Nuno Ramalho, a young artist living in Porto, has distinguished himself among the generation that emerged in Portugal during this past decade through the civic consciousness that imbues his production. Ramalho questions prevailing worldviews by analyzing the ideological structures that dominate the social sphere. In the tradition of institutional critique, he explores the logic of artistic legitimization and the mechanisms of the art market. However, other systems of power, those perhaps more manifest in daily life, also constitute Ramalho’s subject matter.

As suggested by the title of his recent exhibition, “Mercado Negro” (Black Market), which brought together works made in the last three years, Ramalho addresses the economy in general and the connection between economics and politics in particular. One example is Recibo (Receipt), 2009, a silver replica of a sales receipt from the bookstore at the Saatchi Gallery in London, in which is mentioned, among other items, the 2007 volume Fifty Key Contemporary Thinkers: From Structuralism to Post-Humanism. By juxtaposing ostensible opposites—the mundane artifacts of the market and the radical texts of theory—Ramalho derides their connection. This attitude can also be seen in Carta (Letter), 2009, the documentation of correspondence between Ramalho and the president of Portugal about the latter’s official portrait, a commission traditionally assigned to a recognized artist. Ramalho uses the exchange to expound on the historical relationship between art and systems of power.

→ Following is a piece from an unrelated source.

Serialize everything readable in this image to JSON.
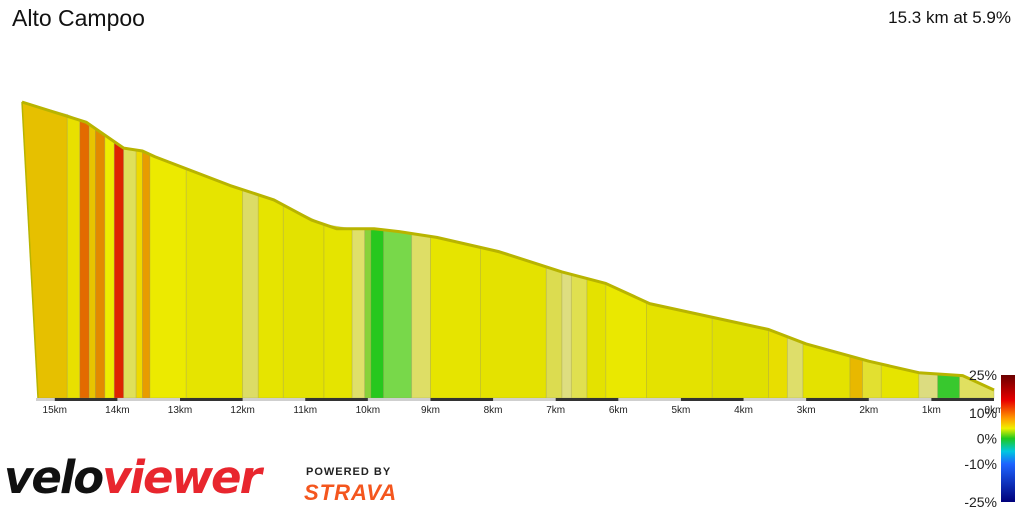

In other works, Ramalho cross-referenced individual autonomy and administration. Anúncio (Ad), 2009, takes the form of the photographic reproduction of classified pages in the Jornal de Notícias—the country’s largest-circulation daily newspaper—with alterations by the artist. In a single week in January of this year, Ramalho published nine ads in different sections (Help Wanted, for example), each one consisting of a single word written in white against a black background. Lined up on the wall, the words formed the phrase PARA ALÉM DE TUDO ISTO, COMO SE NADA FOSSE (Beyond all this, as if it were nothing), whose Situationist-inspired covert message suggests a revolutionary desire lurking in the pages of the mass media.

Various works allude to the G8, the economic group comprising the world’s wealthiest countries. For example, the drawing Sem Título (Estudo para Leaders of Men) (Untitled [Study for Leaders of Men]), 2006, replicates a photograph, widely circulated in the media, of the heads of state of the eight nations along with other dignitaries. But here the subjects are disfigured, converted into impersonal representations of the acts of government. Other works are less obvious in their reference to public issues: Coelho (Rabbit), 2009, is a vitrine containing an object made of photocopies of rabbit fur, cut into strips; a small text conveys the story of the killing of a rabbit by a group of boys. Lesmas (Slugs), 2009, is also a vitrine, this one with the phrase LESMAS NO FIO DA NAVALHA (slugs on the edge of a razor blade) spanning three of its sides—a quote from the film Apocalypse Now (1979) that evokes our capacity for horrifying acts. The uncanny quality of these works reflects an existential disenchantment, underscoring the sources of Ramalho’s political outlook and his trenchant commentary on the conditions of society in the present day.

Miguel Amado

Translated from Portuguese by Clifford E. Landers.